« Vivre n’était jamais suffisant. Il fallait se projeter des plans à long terme, cela il ne le comprenait pas – par quelles démangeaisons elles se retrouvaient à lui établir des projections à long terme, la maternité revenait toujours sur le tapis, lui, qui était somme toute le premier enfant, n’était plus jouet satisfaisant, une pression ambiante ou un appel physiologique entraînait sans faute les gonflements de circonstance, ensuite de quoi tout était détruit, on était liquidé par la paternité, la paternité n’était plus qu’une maladie honteuse qu’on cachait quelques temps, puis qu’on finissait par brandir fièrement, car on n’avait plus que cela. » (R.D, Matanzas, 2018)
« Vous voyez un homme dans une attitude méditative, ou lisant un livre en fauteuil, les jambes croisées, et vous imaginez cet homme dans une position d’amours charnelles ; il est discrédité. L’homme n’est plus plausible s’il s’est laissé pervertir sexuellement. Moi-même, pour me décharger de la rançon physiologique insupportable, je fais très vite mes besoins dans l’évier en arrivant dans la chambre d’hôtel, ainsi puis-je me disposer à écrire sans être tiraillé par un désir malfaisant. Non seulement je dois exécuter mes exercices physiques, mais il me faut aussi subir des excrétions interminables et éjaculer dans l’évier, quand le réceptionniste ne me retient pas boire une bière au bar de l’hôtel. Si je ne décharge pas cette purée cumulative il m’est impossible d’écrire. » (R.D, entretien avec J.P Gavard)
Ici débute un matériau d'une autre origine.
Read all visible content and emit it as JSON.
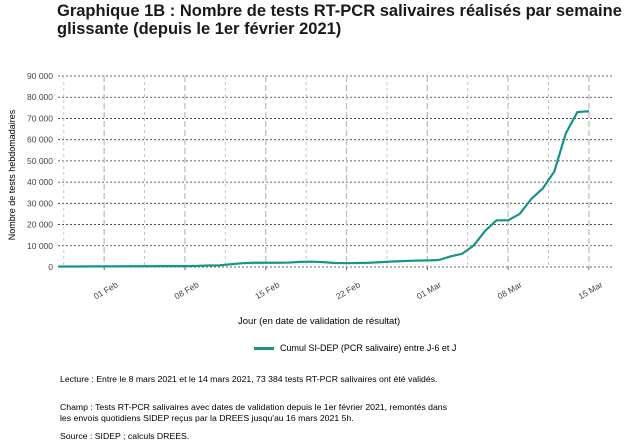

« Il m’a été inoculé le désir de me raconter, mais des hontes m’en empêchent, des écueils de pudeur se sont dressés sur le chemin de l’écriture, ou je les ai dressés, dirais-je, personnellement, à cause d’un nombre conséquent de mauvais choix, d’erreurs de jugements, de précipitations, ce jeune homme trop prompt à angoisser que j’étais et que je demeure, l’exemple le plus frappant serait cette terreur ressentie post-déménagement, si bien que je travestis en fin de compte la réalité, la déguise d’une manière qui, peut-être, pourrait m’humilier davantage, réalité qui, pourtant, demeurant légèrement dévoyée, donc fausse, maquille par le mensonge l’horreur de mon curriculum, transfigure mon malheur, panse mes blessures et me console. Peut-être, me dis-je, l’impériosité de l’objet livre fera foi, peut-être serai-je assez assidu dans ma folie pour changer le cours du passé jusque dans ma mémoire. » (R.D, entretien avec J.P Gavard)
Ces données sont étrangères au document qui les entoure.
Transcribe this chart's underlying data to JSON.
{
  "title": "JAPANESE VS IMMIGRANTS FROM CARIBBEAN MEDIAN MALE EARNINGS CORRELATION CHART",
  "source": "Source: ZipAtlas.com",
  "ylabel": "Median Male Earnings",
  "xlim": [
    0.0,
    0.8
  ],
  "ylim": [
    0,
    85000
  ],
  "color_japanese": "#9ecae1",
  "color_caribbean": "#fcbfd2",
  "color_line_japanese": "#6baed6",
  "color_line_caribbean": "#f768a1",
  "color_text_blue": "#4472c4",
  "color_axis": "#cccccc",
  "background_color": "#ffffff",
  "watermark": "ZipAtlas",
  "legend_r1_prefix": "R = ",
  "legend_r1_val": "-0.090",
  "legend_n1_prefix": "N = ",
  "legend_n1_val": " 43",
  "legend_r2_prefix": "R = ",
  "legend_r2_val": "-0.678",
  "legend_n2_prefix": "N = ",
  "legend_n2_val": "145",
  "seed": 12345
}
« Le nombre des secrets progresse sans qu’on le remarque. Les secrets naissent au fil du temps, les hontes refoulées deviennent souvenirs presque oubliés puis secrets, si bien qu’en livrant un secret on a l’impression de vider son sac alors qu’il se remplit en réalité par un autre endroit, non par l’ouverture mais par une porte dérobée. En regardant dans la hotte à secrets on s’aperçoit alors que les hontes et les secrets se sont accumulés, qu’il semble dès lors impossible de les livrer avant sa fin, car le temps ne joue jamais en la faveur de l’aveu, le bon secret se cachant en quelque sorte à lui-même et résistant à toutes les faiblesses et à toutes les volontés. » (R.D, entretien avec J.P Gavard)
Le Récupérateur a deux ans (déjà). Nous attendons la nouvelle ponte.